Moderna’s COVID-19 vaccine is stable in refrigerators for 30 days, easing concerns around large-scale rollout

A week after Pfizer posted impressive early coronavirus vaccine efficacy numbers, Moderna took the spotlight early Monday with impressive findings of its own. But separate from its big announcement, the mRNA biotech said its vaccine can be kept at refrigerated temperatures for 30 days, reducing hurdles for a potential large-scale rollout. 

Moderna’s mRNA vaccine, mRNA-1273, can be stored at 36 degrees to 46 degrees Fahrenheit for up to 30 days, the company reported Monday, up from a prior estimate of just a week. It’s also stable for 12 hours at room temperature.

For longer-term storage and shipping, the vaccine needs to be kept at freezer temperatures of -4 degrees Fahrenheit, a temperature that distributors are familiar with, Moderna CEO Stéphane Bancel said on CNBC Monday. Bancel also stressed that Moderna’s vaccine won’t require dilution before it’s administered to patients. That’s a “big differentiator of our product,” Bancel said on CNBC.

Pfizer’s vaccine, another frontrunner, requires colder storage at -94 degrees Fahrenheit and will only last for 24 hours at refrigerated temperatures. But the company has an aggressive plan to tap experienced shipping partners to transport doses in newly designed, GPS-enabled storage containers. 

Moderna’s stability profile will “likely make it easier to widely distribute compared to Pfizer’s BNT162b2,” Barclays analysts wrote to clients Monday. Pfizer is working on a powder version of its vaccine that’s stable at room temperature, the analysts noted.  

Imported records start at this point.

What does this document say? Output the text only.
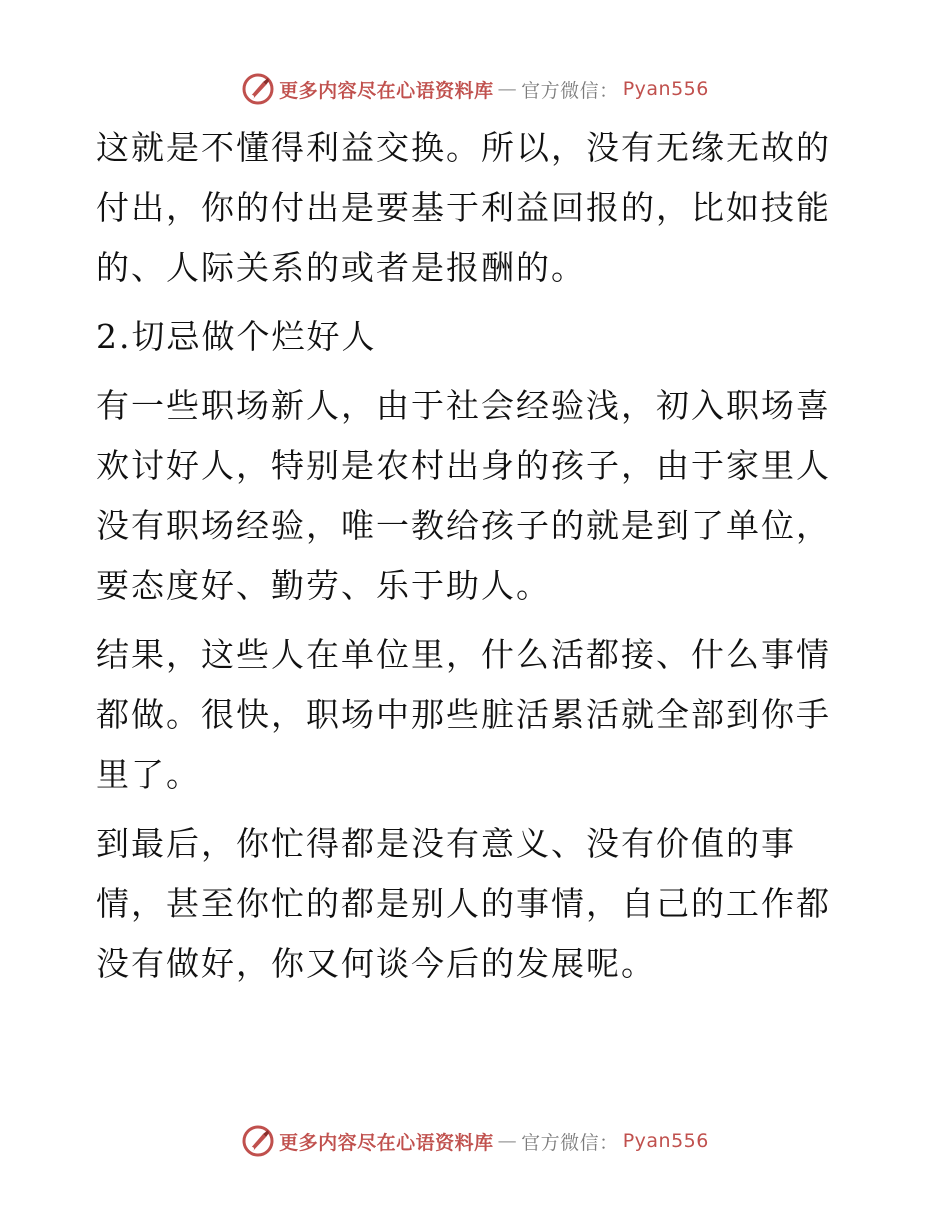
更多内容尽在心语资料库 — 官方微信： Pyan556

这就是不懂得利益交换。所以，没有无缘无故的付出，你的付出是要基于利益回报的，比如技能的、人际关系的或者是报酬的。

2.切忌做个烂好人

有一些职场新人，由于社会经验浅，初入职场喜欢讨好人，特别是农村出身的孩子，由于家里人没有职场经验，唯一教给孩子的就是到了单位，要态度好、勤劳、乐于助人。

结果，这些人在单位里，什么活都接、什么事情都做。很快，职场中那些脏活累活就全部到你手里了。

到最后，你忙得都是没有意义、没有价值的事情，甚至你忙的都是别人的事情，自己的工作都没有做好，你又何谈今后的发展呢。

更多内容尽在心语资料库 — 官方微信： Pyan556
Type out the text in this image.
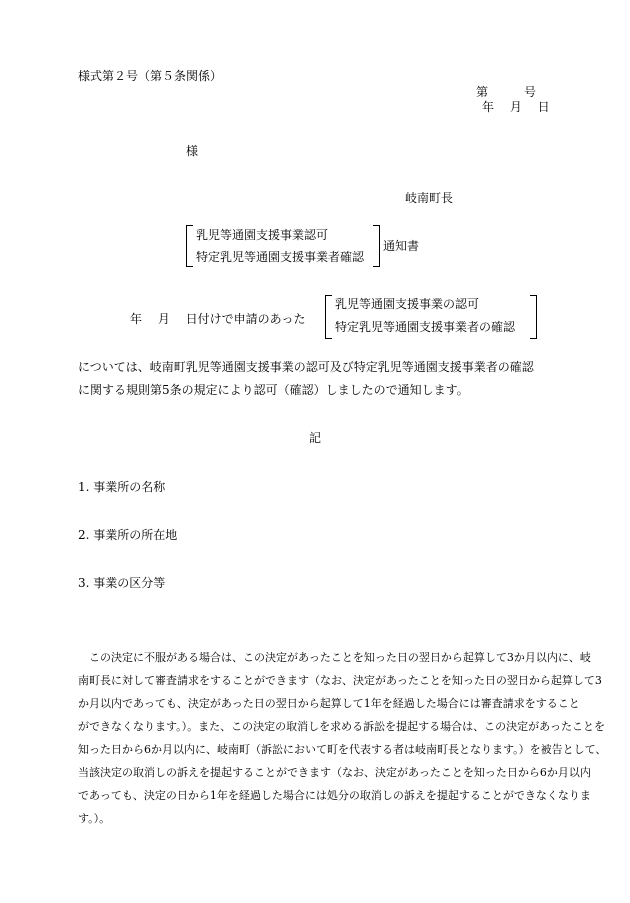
様式第２号（第５条関係）
第　　　号
年　 月　 日
様
岐南町長
乳児等通園支援事業認可
特定乳児等通園支援事業者確認
通知書
年　 月　 日付けで申請のあった
乳児等通園支援事業の認可
特定乳児等通園支援事業者の確認
については、岐南町乳児等通園支援事業の認可及び特定乳児等通園支援事業者の確認
に関する規則第5条の規定により認可（確認）しましたので通知します。
記
1. 事業所の名称
2. 事業所の所在地
3. 事業の区分等
　この決定に不服がある場合は、この決定があったことを知った日の翌日から起算して3か月以内に、岐
南町長に対して審査請求をすることができます（なお、決定があったことを知った日の翌日から起算して3
か月以内であっても、決定があった日の翌日から起算して1年を経過した場合には審査請求をすること
ができなくなります。）。また、この決定の取消しを求める訴訟を提起する場合は、この決定があったことを
知った日から6か月以内に、岐南町（訴訟において町を代表する者は岐南町長となります。）を被告として、
当該決定の取消しの訴えを提起することができます（なお、決定があったことを知った日から6か月以内
であっても、決定の日から1年を経過した場合には処分の取消しの訴えを提起することができなくなりま
す。）。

While Moderna and Pfizer are the only two players to post early efficacy numbers so far, a host of other players are advancing vaccines expected to be stable at refrigerated temperatures.  

CureVac, a German biotech in mid-stage testing, said last week its vaccine is stable for at least three months at refrigerated temperatures, and up to 24 hours at room temperature. The stability profile “has the potential both to enable decentralized storage and to significantly facilitate large-scale vaccination efforts during the current pandemic,” chief production officer Florian von der Mülbe said in a statement. 

Other vaccines using various technologies, such as programs from Sanofi, AstraZeneca, Novavax and Johnson & Johnson, are also eying refrigerated storage.  

On the heels of its early data release Monday, Moderna said it’s on track to have about 20 million doses of its vaccine ready to ship in the U.S. by the end of the year. It’s expecting to be able to produce 500 million to 1 billion doses next year.